Refus et Green Friday



Au-delà de la défiance des consommateurs, les deux dernières années ont vu se multiplier du côté des commerces eux-mêmes un rejet du Black Friday: événement qui s’est ajouté dans un calendrier de promotions aux allures d’interminables tunnels de rabais. Cette année, des pure-players comme Ebay et des enseignes d’ampleur comme Jules ont de nouveau indiqué leur intention de ne pas prendre part au rendez-vous. 

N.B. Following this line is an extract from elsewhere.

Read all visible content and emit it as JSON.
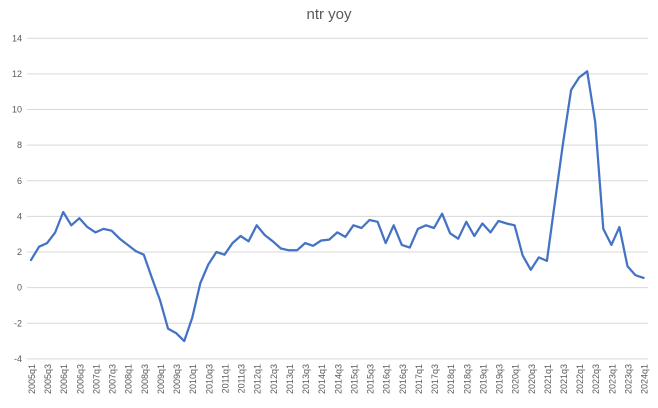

Néanmoins, comme pointé plus haut, le "vendredi noir" n’en est pas moins devenu un rendez-vous avec le client dont il devient, par temps de crise, difficile de se passer. Ainsi, Jules ne proposera pas de rabais, mais entend profiter du Black Friday pour inciter ses clients à rapporter des vêtements usagés en échange de bons d’achats.


Fevad



L’enseigne Etam tente elle de jouer sur les deux tableaux. Elle proposera des promotions agressives, mais accompagnera l’opération d’initiatives solidaires. Les clients pourront choisir entre bénéficier de rabais de 50% ou de 40%: dans ce second cas, le montant des 10% de différence sera reversé par Etam à l’association Solidarité Femmes.

Quelle place pour la responsabilité ?



Le Black Friday n'efface pas l'ambition de consommer responsable: 75% des répondants de l’enquête Shopify veulent y acheter des pièces de meilleure qualité que par le passé, et amenées à durer. Une part inférieure cependant à celle constatée par la même enquête en Allemagne (77%), Espagne (84%) et Italie (88%).

Côté développement durable, cette même enquête relève que 65% des Français déclarent consommer de façon plus durable cette année, et vouloir accentuer cette pratique en 2023. Parler de "prime à la durabilité" pour les vendeurs durant le Black Friday reste cependant prématuré.


Fevad



“Je comprends que c’est l’occasion de faire de belles affaires, mais je vois aussi que les consommateurs ont de plus en plus d’appétence pour la seconde main”, relevait par ailleurs récemment dans le JDD la secrétaire d’État à l’Économie sociale, solidaire et responsable Olivia Grégoire. “Pour une adolescente, la mode, c’est d’avoir un jean de seconde main, bien plus que le dernier jean de telle ou telle marque”.

Analyse que semble confirmer l’enquête Fevad concernant les cadeaux de Noël, dont 30% de répondants préfèrent des cadeaux d’occasion. Car au-delà de sa seule période, ce Black Friday 2022 concentre sur lui l'ensemble des questionnements portant sur la consommations pour la toujours très stratégique période de fin d'année. Une période de fête aux enjeux socio-économiques plus affirmés que jamais.